Tanah yang diberkati adalah fondasi dan dasar bagi seorang Immortal Gu, memotong tanah yang diberkati itu seperti melukai diri sendiri, itu mengurangi kekuatan dan potensi mereka sendiri.

Namun Tai Bai Yun Sheng tidak punya pilihan lain.

Sama seperti Fang Yuan yang selamat dari musibah duniawi di tanah terberkati Hu Immortal, demi menyingkirkan bayangan petir pesona biru, ia membuang sebagian tanah terberkati, Tai Bai Yun Sheng juga harus berkorban seperti itu!
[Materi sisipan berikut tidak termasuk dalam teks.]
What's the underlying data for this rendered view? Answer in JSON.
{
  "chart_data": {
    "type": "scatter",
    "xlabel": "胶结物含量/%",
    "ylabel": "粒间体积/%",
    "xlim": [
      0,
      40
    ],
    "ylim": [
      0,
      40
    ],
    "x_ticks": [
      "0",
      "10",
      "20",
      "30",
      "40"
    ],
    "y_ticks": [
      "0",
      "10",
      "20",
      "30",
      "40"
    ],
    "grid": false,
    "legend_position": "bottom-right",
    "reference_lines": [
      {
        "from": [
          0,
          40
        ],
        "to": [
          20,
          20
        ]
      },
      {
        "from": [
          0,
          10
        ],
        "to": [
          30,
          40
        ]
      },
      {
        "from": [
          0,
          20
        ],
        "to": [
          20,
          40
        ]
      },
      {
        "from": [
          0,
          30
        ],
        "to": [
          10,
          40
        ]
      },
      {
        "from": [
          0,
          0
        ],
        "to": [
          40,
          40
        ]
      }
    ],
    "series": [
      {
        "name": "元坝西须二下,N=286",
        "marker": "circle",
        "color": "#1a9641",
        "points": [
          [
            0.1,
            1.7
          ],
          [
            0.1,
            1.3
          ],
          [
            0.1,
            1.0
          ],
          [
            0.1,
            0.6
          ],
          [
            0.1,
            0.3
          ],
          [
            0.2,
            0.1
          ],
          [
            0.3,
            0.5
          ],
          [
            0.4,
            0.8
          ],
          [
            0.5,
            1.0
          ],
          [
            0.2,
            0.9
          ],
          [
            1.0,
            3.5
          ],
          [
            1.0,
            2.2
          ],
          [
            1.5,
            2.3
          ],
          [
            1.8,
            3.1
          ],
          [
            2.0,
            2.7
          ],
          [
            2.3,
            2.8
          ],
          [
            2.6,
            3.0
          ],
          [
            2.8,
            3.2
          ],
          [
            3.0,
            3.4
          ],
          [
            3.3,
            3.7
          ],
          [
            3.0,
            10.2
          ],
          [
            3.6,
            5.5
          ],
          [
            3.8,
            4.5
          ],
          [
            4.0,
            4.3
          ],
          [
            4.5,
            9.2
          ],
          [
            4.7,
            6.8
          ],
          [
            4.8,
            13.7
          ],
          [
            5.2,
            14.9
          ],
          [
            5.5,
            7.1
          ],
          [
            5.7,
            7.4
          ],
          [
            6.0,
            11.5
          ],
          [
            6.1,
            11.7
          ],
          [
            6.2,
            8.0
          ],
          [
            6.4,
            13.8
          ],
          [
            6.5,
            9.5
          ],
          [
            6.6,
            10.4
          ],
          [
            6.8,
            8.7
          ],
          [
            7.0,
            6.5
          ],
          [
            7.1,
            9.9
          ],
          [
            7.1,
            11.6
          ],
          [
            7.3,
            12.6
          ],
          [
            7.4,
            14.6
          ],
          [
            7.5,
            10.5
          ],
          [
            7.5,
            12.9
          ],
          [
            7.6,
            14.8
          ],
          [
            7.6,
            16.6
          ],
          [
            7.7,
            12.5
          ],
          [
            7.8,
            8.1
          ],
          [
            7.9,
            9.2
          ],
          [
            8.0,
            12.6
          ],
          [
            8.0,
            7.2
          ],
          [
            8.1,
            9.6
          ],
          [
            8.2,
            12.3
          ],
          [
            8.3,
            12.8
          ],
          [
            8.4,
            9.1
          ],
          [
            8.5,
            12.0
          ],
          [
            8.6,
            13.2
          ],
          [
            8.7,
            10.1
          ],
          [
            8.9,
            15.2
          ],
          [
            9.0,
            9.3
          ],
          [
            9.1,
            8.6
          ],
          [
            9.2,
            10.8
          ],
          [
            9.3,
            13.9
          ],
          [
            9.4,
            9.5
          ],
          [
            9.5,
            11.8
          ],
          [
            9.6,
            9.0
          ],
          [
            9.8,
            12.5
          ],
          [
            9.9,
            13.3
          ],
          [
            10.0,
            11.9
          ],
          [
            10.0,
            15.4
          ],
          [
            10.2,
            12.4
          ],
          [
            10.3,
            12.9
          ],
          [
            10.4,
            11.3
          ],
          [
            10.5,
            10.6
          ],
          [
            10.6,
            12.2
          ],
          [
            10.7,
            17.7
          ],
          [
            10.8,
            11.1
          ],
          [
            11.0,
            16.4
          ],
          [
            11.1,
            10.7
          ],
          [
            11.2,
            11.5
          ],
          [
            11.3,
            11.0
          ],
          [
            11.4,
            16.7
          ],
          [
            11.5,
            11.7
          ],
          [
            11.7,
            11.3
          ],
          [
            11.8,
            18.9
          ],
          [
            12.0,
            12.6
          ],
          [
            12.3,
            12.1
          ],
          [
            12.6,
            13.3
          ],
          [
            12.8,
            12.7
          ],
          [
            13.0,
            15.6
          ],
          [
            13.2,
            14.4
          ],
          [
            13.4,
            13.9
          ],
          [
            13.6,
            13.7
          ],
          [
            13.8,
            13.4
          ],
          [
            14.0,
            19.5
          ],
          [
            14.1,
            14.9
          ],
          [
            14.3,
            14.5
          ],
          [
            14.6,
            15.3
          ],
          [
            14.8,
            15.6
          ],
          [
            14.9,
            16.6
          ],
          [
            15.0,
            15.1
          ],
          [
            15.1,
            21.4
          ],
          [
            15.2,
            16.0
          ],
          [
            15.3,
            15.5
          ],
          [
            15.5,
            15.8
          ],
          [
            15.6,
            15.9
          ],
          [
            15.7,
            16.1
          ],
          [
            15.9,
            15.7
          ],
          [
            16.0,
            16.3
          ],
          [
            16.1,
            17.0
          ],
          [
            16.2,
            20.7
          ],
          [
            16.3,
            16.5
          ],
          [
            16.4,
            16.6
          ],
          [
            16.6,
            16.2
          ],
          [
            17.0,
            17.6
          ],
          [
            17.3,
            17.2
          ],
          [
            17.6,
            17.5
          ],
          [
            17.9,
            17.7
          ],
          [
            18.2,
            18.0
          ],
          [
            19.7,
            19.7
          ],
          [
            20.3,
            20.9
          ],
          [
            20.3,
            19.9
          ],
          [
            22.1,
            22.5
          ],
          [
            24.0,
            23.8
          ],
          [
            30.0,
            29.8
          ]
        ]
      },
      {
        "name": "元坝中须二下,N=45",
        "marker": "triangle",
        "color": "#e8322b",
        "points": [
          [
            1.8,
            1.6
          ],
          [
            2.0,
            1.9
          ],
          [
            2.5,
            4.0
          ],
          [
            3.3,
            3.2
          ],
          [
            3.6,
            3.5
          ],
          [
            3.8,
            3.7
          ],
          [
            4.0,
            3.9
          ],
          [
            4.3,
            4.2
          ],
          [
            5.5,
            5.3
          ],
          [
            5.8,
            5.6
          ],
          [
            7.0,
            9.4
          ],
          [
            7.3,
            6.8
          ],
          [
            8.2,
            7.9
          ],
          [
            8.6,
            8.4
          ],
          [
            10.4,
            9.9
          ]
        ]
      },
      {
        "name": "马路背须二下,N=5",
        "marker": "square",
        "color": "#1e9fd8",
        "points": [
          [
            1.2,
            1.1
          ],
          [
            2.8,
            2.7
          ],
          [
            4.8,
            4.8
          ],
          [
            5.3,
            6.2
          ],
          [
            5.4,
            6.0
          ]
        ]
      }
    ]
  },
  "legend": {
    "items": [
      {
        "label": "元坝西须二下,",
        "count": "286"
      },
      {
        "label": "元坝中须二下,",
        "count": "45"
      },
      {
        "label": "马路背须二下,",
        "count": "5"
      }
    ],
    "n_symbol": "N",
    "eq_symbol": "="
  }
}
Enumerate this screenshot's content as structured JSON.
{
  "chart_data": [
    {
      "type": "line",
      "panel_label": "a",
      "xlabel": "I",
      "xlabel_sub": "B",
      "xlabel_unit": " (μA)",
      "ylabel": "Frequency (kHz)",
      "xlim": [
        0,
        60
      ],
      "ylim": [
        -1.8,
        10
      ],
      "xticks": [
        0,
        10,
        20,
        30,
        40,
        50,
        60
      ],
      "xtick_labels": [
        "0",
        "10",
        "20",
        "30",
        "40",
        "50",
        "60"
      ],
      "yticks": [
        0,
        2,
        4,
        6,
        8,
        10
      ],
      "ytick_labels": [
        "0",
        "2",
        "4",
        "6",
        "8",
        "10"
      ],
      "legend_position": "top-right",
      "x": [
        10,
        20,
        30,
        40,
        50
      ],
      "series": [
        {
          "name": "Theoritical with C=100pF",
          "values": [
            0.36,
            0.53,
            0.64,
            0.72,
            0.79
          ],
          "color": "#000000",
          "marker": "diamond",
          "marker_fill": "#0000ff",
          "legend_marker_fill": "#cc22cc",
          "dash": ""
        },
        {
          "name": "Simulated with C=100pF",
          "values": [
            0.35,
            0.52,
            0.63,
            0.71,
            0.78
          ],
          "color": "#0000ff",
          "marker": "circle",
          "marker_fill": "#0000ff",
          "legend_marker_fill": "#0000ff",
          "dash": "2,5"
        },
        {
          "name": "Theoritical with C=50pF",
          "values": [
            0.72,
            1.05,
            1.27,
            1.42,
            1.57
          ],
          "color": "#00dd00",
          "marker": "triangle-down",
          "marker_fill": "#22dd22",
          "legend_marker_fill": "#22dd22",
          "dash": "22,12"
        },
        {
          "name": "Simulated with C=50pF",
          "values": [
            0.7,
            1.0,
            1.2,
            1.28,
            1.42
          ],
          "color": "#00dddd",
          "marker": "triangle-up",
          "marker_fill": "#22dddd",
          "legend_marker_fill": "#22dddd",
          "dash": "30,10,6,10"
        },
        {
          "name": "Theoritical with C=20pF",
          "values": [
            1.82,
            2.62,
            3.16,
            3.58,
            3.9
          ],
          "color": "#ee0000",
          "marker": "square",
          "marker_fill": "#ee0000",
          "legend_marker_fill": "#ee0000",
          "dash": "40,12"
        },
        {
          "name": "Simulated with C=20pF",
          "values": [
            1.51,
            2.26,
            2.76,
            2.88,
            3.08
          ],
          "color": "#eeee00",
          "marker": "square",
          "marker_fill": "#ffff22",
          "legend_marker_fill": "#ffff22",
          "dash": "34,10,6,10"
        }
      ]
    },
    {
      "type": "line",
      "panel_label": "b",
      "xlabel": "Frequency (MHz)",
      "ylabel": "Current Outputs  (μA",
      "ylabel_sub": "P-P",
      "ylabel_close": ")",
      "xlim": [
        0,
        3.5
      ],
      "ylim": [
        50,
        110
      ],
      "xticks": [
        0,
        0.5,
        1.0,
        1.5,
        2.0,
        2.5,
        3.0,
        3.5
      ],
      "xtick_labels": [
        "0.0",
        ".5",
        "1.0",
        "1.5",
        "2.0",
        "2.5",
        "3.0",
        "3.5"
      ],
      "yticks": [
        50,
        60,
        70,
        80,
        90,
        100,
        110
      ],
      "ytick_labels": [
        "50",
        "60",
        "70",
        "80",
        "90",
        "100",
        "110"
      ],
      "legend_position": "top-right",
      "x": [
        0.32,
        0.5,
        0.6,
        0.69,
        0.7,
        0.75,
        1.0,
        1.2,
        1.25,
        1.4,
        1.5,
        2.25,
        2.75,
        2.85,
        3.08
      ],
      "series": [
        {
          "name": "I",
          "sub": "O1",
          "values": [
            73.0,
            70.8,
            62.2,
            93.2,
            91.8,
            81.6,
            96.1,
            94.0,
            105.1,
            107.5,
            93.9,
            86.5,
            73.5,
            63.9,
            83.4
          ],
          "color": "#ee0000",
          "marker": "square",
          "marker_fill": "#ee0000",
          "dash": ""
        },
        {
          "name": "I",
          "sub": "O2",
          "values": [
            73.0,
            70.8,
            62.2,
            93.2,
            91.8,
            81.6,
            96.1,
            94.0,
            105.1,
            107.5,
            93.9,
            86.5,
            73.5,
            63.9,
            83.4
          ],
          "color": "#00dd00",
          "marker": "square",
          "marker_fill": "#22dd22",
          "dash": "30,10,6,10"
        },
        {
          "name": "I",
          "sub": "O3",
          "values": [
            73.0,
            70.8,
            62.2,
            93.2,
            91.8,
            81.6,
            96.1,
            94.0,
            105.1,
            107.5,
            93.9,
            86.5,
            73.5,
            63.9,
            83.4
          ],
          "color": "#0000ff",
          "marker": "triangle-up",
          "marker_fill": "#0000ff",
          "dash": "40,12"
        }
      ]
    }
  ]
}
Langit tanah yang diberkahi itu terkikis lapis demi lapis.

Bersamaan dengan awan kesusahan yang tebal, semuanya dikirim keluar dari tubuhnya.

Di luar tubuhnya, itu adalah tanah terberkati Istana Kekaisaran, Burung Merak Giok Beku berkicau dengan gembira saat melahap pecahan-pecahan tanah terberkati ini, untuk meningkatkan kekuatannya sendiri.

Kehendak Giant Sun berteriak dengan marah.

Dia berusaha melindungi nyawa Tai Bai Yun Sheng, tetapi kini Tai Bai Yun Sheng malah menyulut kekuatan musuhnya!

Kemauan Giant Sun harus melindunginya, sebab jika Tai Bai Yun Sheng meninggal, seluruh lubang abadi miliknya akan dilahap oleh tanah suci Istana Kekaisaran.

Yang terpenting, alihkan bencana Immortal Gu yang sudah penuh retakan, jika dia memperkuat Tai Bai Yun Sheng lagi, Gu itu mungkin akan hancur karena serangan balik.

Pengalihan bencana Immortal Gu adalah salah satu bagian fondasi Bangunan Delapan Puluh Delapan Yang Sejati, itu tidak boleh hilang!

Namun jika Tai Bai Yun Sheng meninggal, hal itu juga merugikan bagi keinginan Giant Sun.

Seketika, keinginan Giant Sun jatuh ke dalam situasi sulit.